Recent 2021 WRO Developments

Whereas WROs of the past may have received scant attention in the press, lately each WRO seems to be issued via a splashy press conference with dignitaries from CBP or DHS issuing solemn words protesting the evils of forced labor. There is the color of political grandstanding surrounding these announcements that has rarely been seen before in official releases of customs or border announcements . Every few weeks we see a new WRO, most of them tied to alleged Chinese labor infractions. Below we summaries two of the latest WROs – a complete list of active WROs can be found on the CBP website.

Link: https://www.cbp.gov/trade/programs-administration/forced-labor/withhold-release-orders-and-findings

The goods subject to the following WROs can be added to the ongoing list which includes tomatoes and cotton from the Xianjang region of China.

Effective August 18 at all U.S. ports of entry, U.S. Customs and Border Protection (CBP) will detain seafood harvested by the Da Wang, a Vanuatu-flagged, Taiwan-owned distant water fishing vessel. Note: this WRO comes on the heels of an earlier WRO connected to other fishing vessels. See WRO issued 5/26/91 to fishing vessels owned by Dalian Ocean Fishing and 12/31/20 to fishing vessels owned by Lien Yi Hsing No. 12.

On June 24 CBP issued a WRO against Hoshine Silicon Industry, Ltd. and its subsidiaries, related to the production of silica manufactured in the Xianjang region of China. Affected are imports of silica and polysilicon, the latter a leding component of solar panels. The CBP investigation revealed workers manufacturing the silica products were subject to intimidations and threats and had their movement restricted.

From the clothes you wear to the foods you eat or the silica used in an imported solar panel intended for your roof, CBP is on high alert looking to detain any goods tainted by Forced Labor.

Section 1307 Forced Labor “Industry Days” Event

On its website CBP recently posted an invitation for interested industry representatives to participate in a two-day event called “Forced Labor Industry Days” to be held June 28 and 29.

LINK: https://www.cbp.gov/trade/stakeholder-engagement/forced-labor-industry-days

The first day will focus on textile supply chain transparency, namely what are the best business practices that allow for an importer to trace the origin of subject goods perhaps to the point of origin of the raw materials (e.g., the planting of the cotton seeds in the production of garments).

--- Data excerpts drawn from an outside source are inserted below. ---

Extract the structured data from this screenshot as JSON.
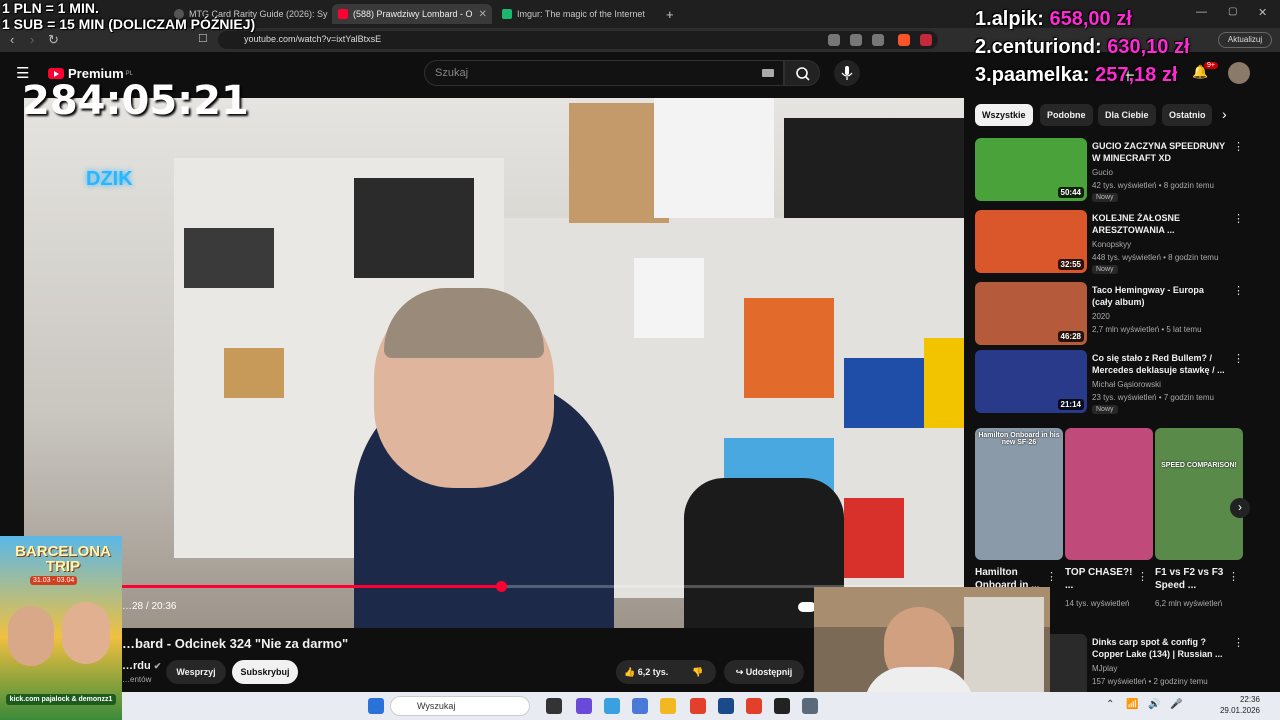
{
  "browser": {
    "tabs": [
      {
        "label": "MTG Card Rarity Guide (2026): Symb",
        "color": "#444"
      },
      {
        "label": "(588) Prawdziwy Lombard - O",
        "color": "#ff0033"
      },
      {
        "label": "Imgur: The magic of the Internet",
        "color": "#1bb76e"
      }
    ],
    "url": "youtube.com/watch?v=ixtYalBtxsE",
    "update_label": "Aktualizuj",
    "notification_count": "9+"
  },
  "youtube": {
    "logo_label": "Premium",
    "region": "PL",
    "search_placeholder": "Szukaj",
    "video": {
      "time": "…28 / 20:36",
      "progress": 0.45,
      "title": "…bard - Odcinek 324 \"Nie za darmo\"",
      "channel": "…rdu",
      "subs_suffix": "…entów",
      "support_label": "Wesprzyj",
      "subscribe_label": "Subskrybuj",
      "likes": "6,2 tys.",
      "share_label": "Udostępnij"
    },
    "chips": [
      "Wszystkie",
      "Podobne",
      "Dla Ciebie",
      "Ostatnio"
    ],
    "recommendations": [
      {
        "title": "GUCIO ZACZYNA SPEEDRUNY W MINECRAFT XD",
        "channel": "Gucio",
        "meta": "42 tys. wyświetleń • 8 godzin temu",
        "duration": "50:44",
        "badge": "Nowy",
        "color": "#4aa33a"
      },
      {
        "title": "KOLEJNE ŻAŁOSNE ARESZTOWANIA ...",
        "channel": "Konopskyy",
        "meta": "448 tys. wyświetleń • 8 godzin temu",
        "duration": "32:55",
        "badge": "Nowy",
        "color": "#d9572a"
      },
      {
        "title": "Taco Hemingway - Europa (cały album)",
        "channel": "2020",
        "meta": "2,7 mln wyświetleń • 5 lat temu",
        "duration": "46:28",
        "badge": "",
        "color": "#b55a3a"
      },
      {
        "title": "Co się stało z Red Bullem? / Mercedes deklasuje stawkę / ...",
        "channel": "Michał Gąsiorowski",
        "meta": "23 tys. wyświetleń • 7 godzin temu",
        "duration": "21:14",
        "badge": "Nowy",
        "color": "#2a3a8a"
      }
    ],
    "shorts": [
      {
        "title": "Hamilton Onboard in ...",
        "views": "",
        "caption": "Hamilton Onboard in his new SF-26",
        "color": "#8a9aa8"
      },
      {
        "title": "TOP CHASE?! ...",
        "views": "14 tys. wyświetleń",
        "caption": "",
        "color": "#c04a7a"
      },
      {
        "title": "F1 vs F2 vs F3 Speed ...",
        "views": "6,2 mln wyświetleń",
        "caption": "SPEED COMPARISON!",
        "color": "#5a8a4a"
      }
    ],
    "next_rec": {
      "title": "Dinks carp spot & config ? Copper Lake (134) | Russian ...",
      "channel": "MJplay",
      "meta": "157 wyświetleń • 2 godziny temu"
    }
  },
  "stream_overlay": {
    "rules": [
      "1 PLN = 1 MIN.",
      "1 SUB = 15 MIN (DOLICZAM PÓŹNIEJ)"
    ],
    "timer": "284:05:21",
    "donors": [
      {
        "rank": "1.",
        "name": "alpik:",
        "amount": "658,00 zł"
      },
      {
        "rank": "2.",
        "name": "centuriond:",
        "amount": "630,10 zł"
      },
      {
        "rank": "3.",
        "name": "paamelka:",
        "amount": "257,18 zł"
      }
    ],
    "promo": {
      "title": "BARCELONA TRIP",
      "dates": "31.03 - 03.04",
      "footer": "kick.com pajalock & demonzz1"
    },
    "sign_text": "DZIK"
  },
  "taskbar": {
    "search_placeholder": "Wyszukaj",
    "time": "22:36",
    "date": "29.01.2026"
  }
}
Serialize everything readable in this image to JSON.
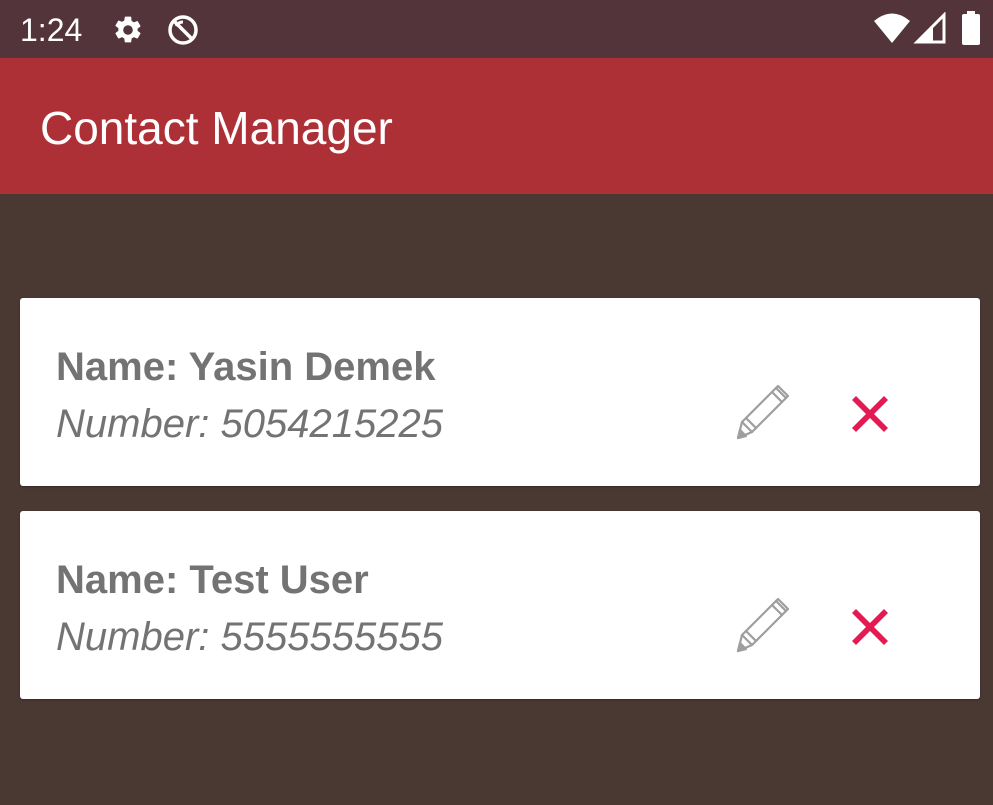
{
  "status_bar": {
    "time": "1:24",
    "icons": [
      "gear-icon",
      "no-sync-icon",
      "wifi-icon",
      "signal-icon",
      "battery-icon"
    ]
  },
  "app_bar": {
    "title": "Contact Manager",
    "color": "#ae3037"
  },
  "colors": {
    "background": "#4a3833",
    "status_bar": "#52343a",
    "card": "#ffffff",
    "text": "#737373",
    "delete": "#e31b52"
  },
  "contacts": [
    {
      "name": "Name: Yasin Demek",
      "number": "Number: 5054215225",
      "edit_icon": "pencil-icon",
      "delete_icon": "close-icon"
    },
    {
      "name": "Name: Test User",
      "number": "Number: 5555555555",
      "edit_icon": "pencil-icon",
      "delete_icon": "close-icon"
    }
  ]
}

The second day will focus on country of origin identification, especially on the technologies allowing for the physical examination or laboratory analysis of goods needed to verify the legitimacy of a Country of Origin claim.

We expect that in the aftermath of this event CBP will lay out rules that will add clarity to the due diligence that is expected from importers in regard to section 1307 enforcement and Withhold Release Orders.

This is not the first time that CBP has stepped in to verify origin nor the first time that it has relied on high tech solutions in trade remedy situations. Origin is a key component to free trade eligibility (USMCA among other FTAs) and CBP routinely questions origin when the benefits of an FTA are claimed.

Two instances of CBP high tech analysis come to mind. In the instance of Burma-origin rubies that were prohibited from importation, CBP previously performed spectrometry analysis, which can be used to identify mineral inclusions which are specific to a geographic area.

In the case of Chinese garlic, antidumping duties will be levied at import. But there is a documented history of falsely declaring Chinese garlic as Mexican when the garlic has merely transshipped Mexico. See ruling no. HQ 562751 (5/10/2004) for a discussion of one such shipment of garlic claimed to be of Mexican origin. Through “multivariate discriminant statistical analysis” the CBP lab ultimately proved the actual origin was Mexico and thus antidumping duties were avoided.